If you keep manure-producing animals, even one horse in your backyard, you are required to write a manure management plan in Pennsylvania. But that doesn’t mean it has to be a difficult task.

It does mean that organizations, like the Alliance for the Chesapeake Bay, State Conservation Districts and Penn State Extension Offices have a monumental task in educating PA horse owners in particular.

Of all the segments of PA agriculture, equine operators are the least likely to have had contact with the extension and/or conservation districts or any of the agencies and services offered by the United States Department of Agriculture. Most equine operations in Pennsylvania are NOT a CAFO or CAO therefore, have never been regulated before. The Alliance, partnered with Capital Area RC&D, Natural Resources Conservation Service and the Cumberland County Conservation program to hold two workshops explaining the new regulations, Best Management Practices and Pasture Management technique. These workshops will be followed up with opportunities to work with the conservation district to write manure management plans and get it done.

The first “Whine, Cheese and Mud Social Hour,” will be held on August 30, at Rendezvous Run Farm, Cumberland County. RRF is in the process of employing BMPs to protect a local stream. The second workshop will be held at Wilson College’s Equestrian Center that houses up to 70 horses, one of PA‘s few equine CAFOs. The date for Wilson’s workshop will be announced in the near future.

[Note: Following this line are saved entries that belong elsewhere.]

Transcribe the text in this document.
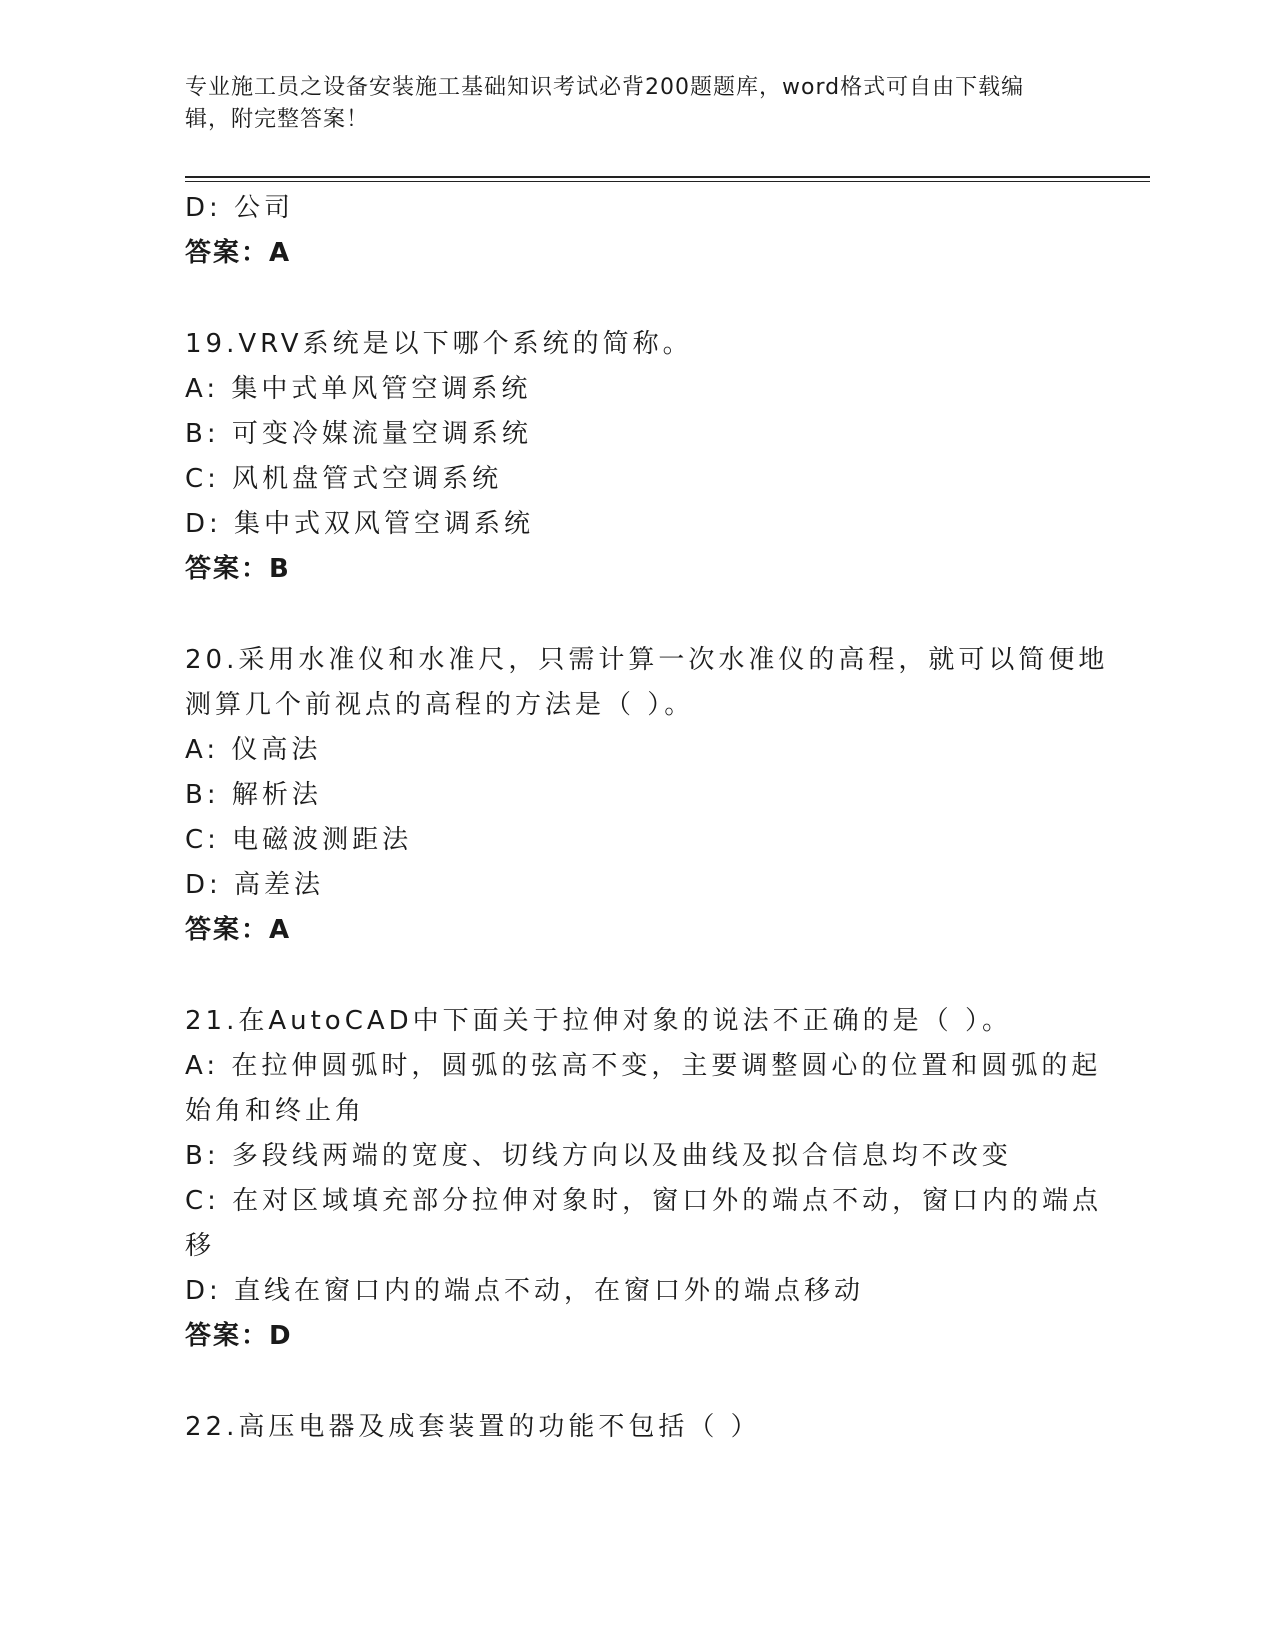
专业施工员之设备安装施工基础知识考试必背200题题库，word格式可自由下载编辑，附完整答案！
D: 公司
答案：A
19.VRV系统是以下哪个系统的简称。
A: 集中式单风管空调系统
B: 可变冷媒流量空调系统
C: 风机盘管式空调系统
D: 集中式双风管空调系统
答案：B
20.采用水准仪和水准尺，只需计算一次水准仪的高程，就可以简便地
测算几个前视点的高程的方法是（ ）。
A: 仪高法
B: 解析法
C: 电磁波测距法
D: 高差法
答案：A
21.在AutoCAD中下面关于拉伸对象的说法不正确的是（ ）。
A: 在拉伸圆弧时，圆弧的弦高不变，主要调整圆心的位置和圆弧的起
始角和终止角
B: 多段线两端的宽度、切线方向以及曲线及拟合信息均不改变
C: 在对区域填充部分拉伸对象时，窗口外的端点不动，窗口内的端点
移
D: 直线在窗口内的端点不动，在窗口外的端点移动
答案：D
22.高压电器及成套装置的功能不包括（ ）
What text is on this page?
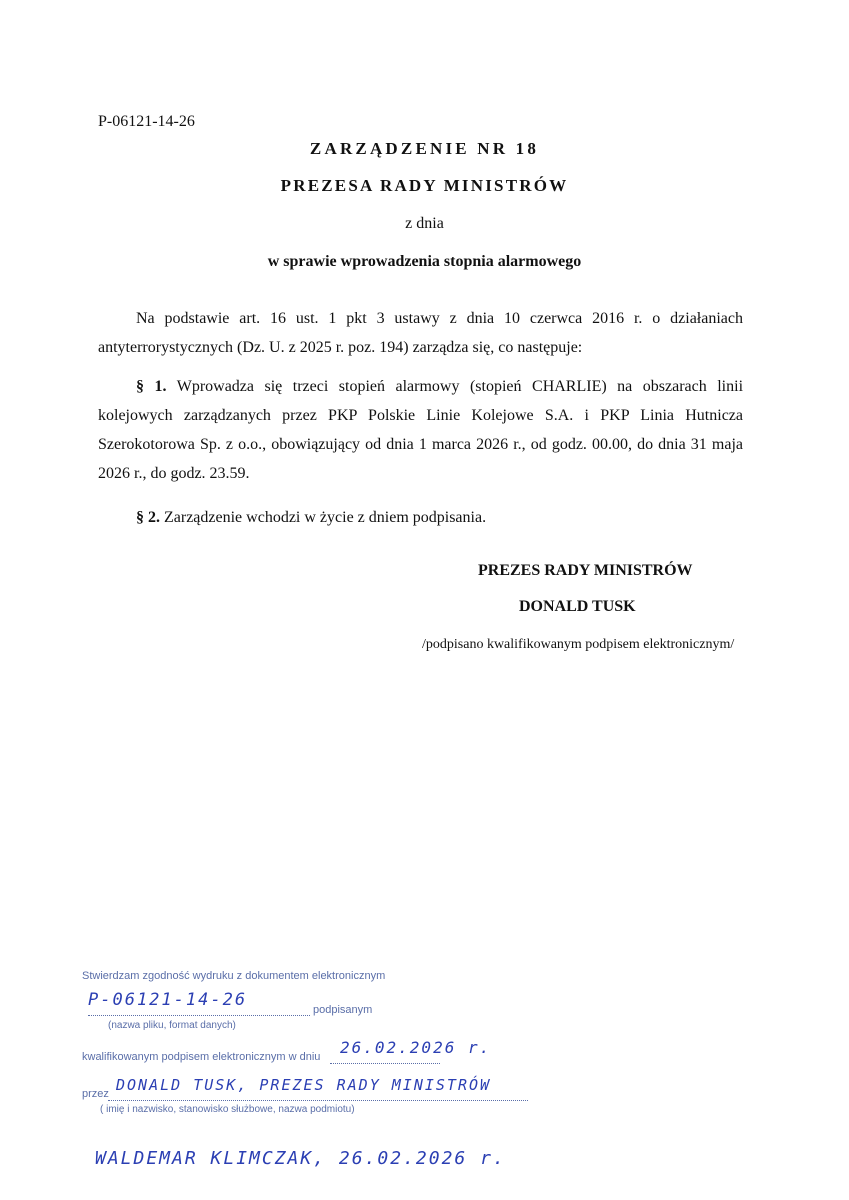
P-06121-14-26
ZARZĄDZENIE NR 18
PREZESA RADY MINISTRÓW
z dnia
w sprawie wprowadzenia stopnia alarmowego

Na podstawie art. 16 ust. 1 pkt 3 ustawy z dnia 10 czerwca 2016 r. o działaniach antyterrorystycznych (Dz. U. z 2025 r. poz. 194) zarządza się, co następuje:

§ 1. Wprowadza się trzeci stopień alarmowy (stopień CHARLIE) na obszarach linii kolejowych zarządzanych przez PKP Polskie Linie Kolejowe S.A. i PKP Linia Hutnicza Szerokotorowa Sp. z o.o., obowiązujący od dnia 1 marca 2026 r., od godz. 00.00, do dnia 31 maja 2026 r., do godz. 23.59.

§ 2. Zarządzenie wchodzi w życie z dniem podpisania.

PREZES RADY MINISTRÓW
DONALD TUSK
/podpisano kwalifikowanym podpisem elektronicznym/
Stwierdzam zgodność wydruku z dokumentem elektronicznym
P-06121-14-26	podpisanym
(nazwa pliku, format danych)
kwalifikowanym podpisem elektronicznym w dniu 26.02.2026 r.
przez DONALD TUSK, PREZES RADY MINISTRÓW
( imię i nazwisko, stanowisko służbowe, nazwa podmiotu)
WALDEMAR KLIMCZAK, 26.02.2026 r.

Why bother with small horse operations? According to a Penn State University Study, of the 31,000 operations which house horses in Pennsylvania, 23,250 are non-commercial operations and over 75 percent are on limited acreage, requiring intensive management.

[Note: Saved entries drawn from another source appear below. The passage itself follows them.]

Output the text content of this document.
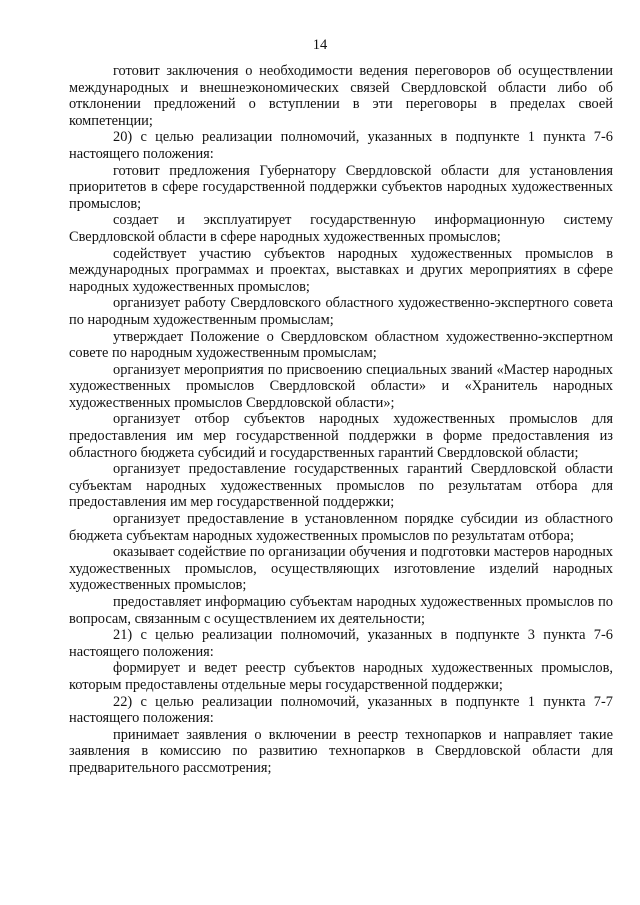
14

готовит заключения о необходимости ведения переговоров об осуществлении международных и внешнеэкономических связей Свердловской области либо об отклонении предложений о вступлении в эти переговоры в пределах своей компетенции;

20) с целью реализации полномочий, указанных в подпункте 1 пункта 7-6 настоящего положения:

готовит предложения Губернатору Свердловской области для установления приоритетов в сфере государственной поддержки субъектов народных художественных промыслов;

создает и эксплуатирует государственную информационную систему Свердловской области в сфере народных художественных промыслов;

содействует участию субъектов народных художественных промыслов в международных программах и проектах, выставках и других мероприятиях в сфере народных художественных промыслов;

организует работу Свердловского областного художественно-экспертного совета по народным художественным промыслам;

утверждает Положение о Свердловском областном художественно-экспертном совете по народным художественным промыслам;

организует мероприятия по присвоению специальных званий «Мастер народных художественных промыслов Свердловской области» и «Хранитель народных художественных промыслов Свердловской области»;

организует отбор субъектов народных художественных промыслов для предоставления им мер государственной поддержки в форме предоставления из областного бюджета субсидий и государственных гарантий Свердловской области;

организует предоставление государственных гарантий Свердловской области субъектам народных художественных промыслов по результатам отбора для предоставления им мер государственной поддержки;

организует предоставление в установленном порядке субсидии из областного бюджета субъектам народных художественных промыслов по результатам отбора;

оказывает содействие по организации обучения и подготовки мастеров народных художественных промыслов, осуществляющих изготовление изделий народных художественных промыслов;

предоставляет информацию субъектам народных художественных промыслов по вопросам, связанным с осуществлением их деятельности;

21) с целью реализации полномочий, указанных в подпункте 3 пункта 7-6 настоящего положения:

формирует и ведет реестр субъектов народных художественных промыслов, которым предоставлены отдельные меры государственной поддержки;

22) с целью реализации полномочий, указанных в подпункте 1 пункта 7-7 настоящего положения:

принимает заявления о включении в реестр технопарков и направляет такие заявления в комиссию по развитию технопарков в Свердловской области для предварительного рассмотрения;
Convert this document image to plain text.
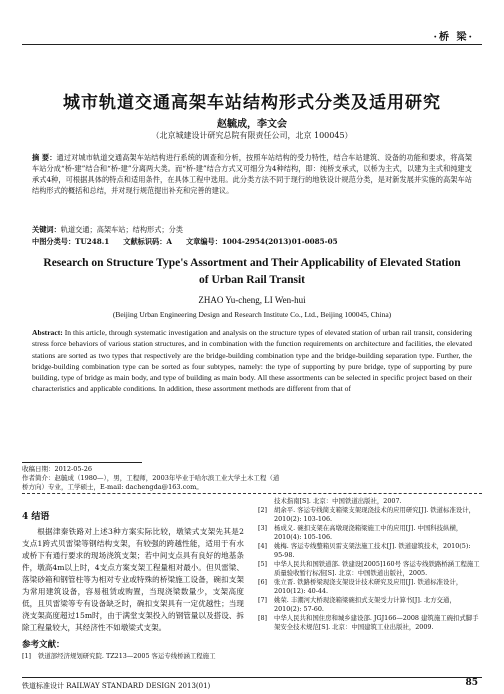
·桥 梁·
城市轨道交通高架车站结构形式分类及适用研究
赵毓成，李文会
（北京城建设计研究总院有限责任公司，北京 100045）
摘 要：通过对城市轨道交通高架车站结构进行系统的调查和分析，按照车站结构的受力特性，结合车站建筑、设备的功能和要求，将高架车站分成“桥-建”结合和“桥-建”分离两大类。而“桥-建”结合方式又可细分为4种结构，即：纯桥支承式，以桥为主式，以建为主式和纯建支承式4种，可根据具体的特点和适用条件，在具体工程中选用。此分类方法不同于现行的地铁设计规范分类，是对新发展并实施的高架车站结构形式的概括和总结，并对现行规范提出补充和完善的建议。
关键词：轨道交通；高架车站；结构形式；分类
中图分类号：TU248.1 文献标识码：A 文章编号：1004-2954(2013)01-0085-05
Research on Structure Type's Assortment and Their Applicability of Elevated Station of Urban Rail Transit
ZHAO Yu-cheng, LI Wen-hui
(Beijing Urban Engineering Design and Research Institute Co., Ltd., Beijing 100045, China)
Abstract: In this article, through systematic investigation and analysis on the structure types of elevated station of urban rail transit, considering stress force behaviors of various station structures, and in combination with the function requirements on architecture and facilities, the elevated stations are sorted as two types that respectively are the bridge-building combination type and the bridge-building separation type. Further, the bridge-building combination type can be sorted as four subtypes, namely: the type of supporting by pure bridge, type of supporting by pure building, type of bridge as main body, and type of building as main body. All these assortments can be selected in specific project based on their characteristics and applicable conditions. In addition, these assortment methods are different from that of
收稿日期：2012-05-26
作者简介：赵毓成（1980—），男，工程师，2003年毕业于哈尔滨工业大学土木工程（道桥方向）专业，工学硕士，E-mail: dachengda@163.com。
4 结语

根据津秦铁路对上述3种方案实际比较，墩梁式支架先其是2支点1跨式贝雷梁等钢结构支架，有较强的跨越性能，适用于有水或桥下有通行要求的现场浇筑支架；若中间支点具有良好的地基条件，墩高4m以上时，4支点方案支架工程量相对最小。但贝雷梁、落梁砂箱和钢管柱等为相对专业或特殊的桥梁施工设备，碗扣支架为常用建筑设备，容易租赁或购置，当现浇梁数量少，支架高度低，且贝雷梁等专有设备缺乏时，碗扣支架具有一定优越性；当现浇支架高度超过15m时，由于满堂支架投入的钢管量以及搭设、拆除工程量较大，其经济性不如墩梁式支架。

参考文献：
[1]	铁道部经济规划研究院. TZ213—2005 客运专线桥涵工程施工
技术指南[S]. 北京：中国铁道出版社，2007.
[2]	胡余平. 客运专线简支箱梁支架现浇技术的应用研究[J]. 铁道标准设计，2010(2): 103-106.
[3]	杨成义. 碗扣支架在高墩现浇箱梁施工中的应用[J]. 中国科技纵横，2010(4): 105-106.
[4]	姚梅. 客运专线整箱贝雷支架法施工技术[J]. 铁道建筑技术，2010(5): 95-98.
[5]	中华人民共和国铁道部. 铁建设[2005]160号 客运专线铁路桥涵工程施工质量验收暂行标准[S]. 北京：中国铁道出版社，2005.
[6]	张立晋. 铁路桥梁现浇支架设计技术研究及应用[J]. 铁道标准设计，2010(12): 40-44.
[7]	姚荣. 丰潮河大桥现浇箱梁碗扣式支架受力计算书[J]. 北方交通，2010(2): 57-60.
[8]	中华人民共和国住房和城乡建设部. JGJ166—2008 建筑施工碗扣式脚手架安全技术规范[S]. 北京：中国建筑工业出版社，2009.
铁道标准设计 RAILWAY STANDARD DESIGN 2013(01)	85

That doesn’t mean every operation will have to go through an extensive permitting process like a CAFO. They will need to basically consider employing better management practices on their farms, like not apply manure to a field within 100 feet of a stream and documenting those processes in a manure management plan.

This is also the first time that horse operations are eligible to apply for federal conservation funding programs like CBWI Chesapeake Bay Watershed Initiative, CRP Conservation Reserve Program, CSP Conservation Stewardship Program, EQIP Environmental Quality Incentives Program, GRP Grassland Reserve Program, WHIP Wildlife Habitat Incentive Program.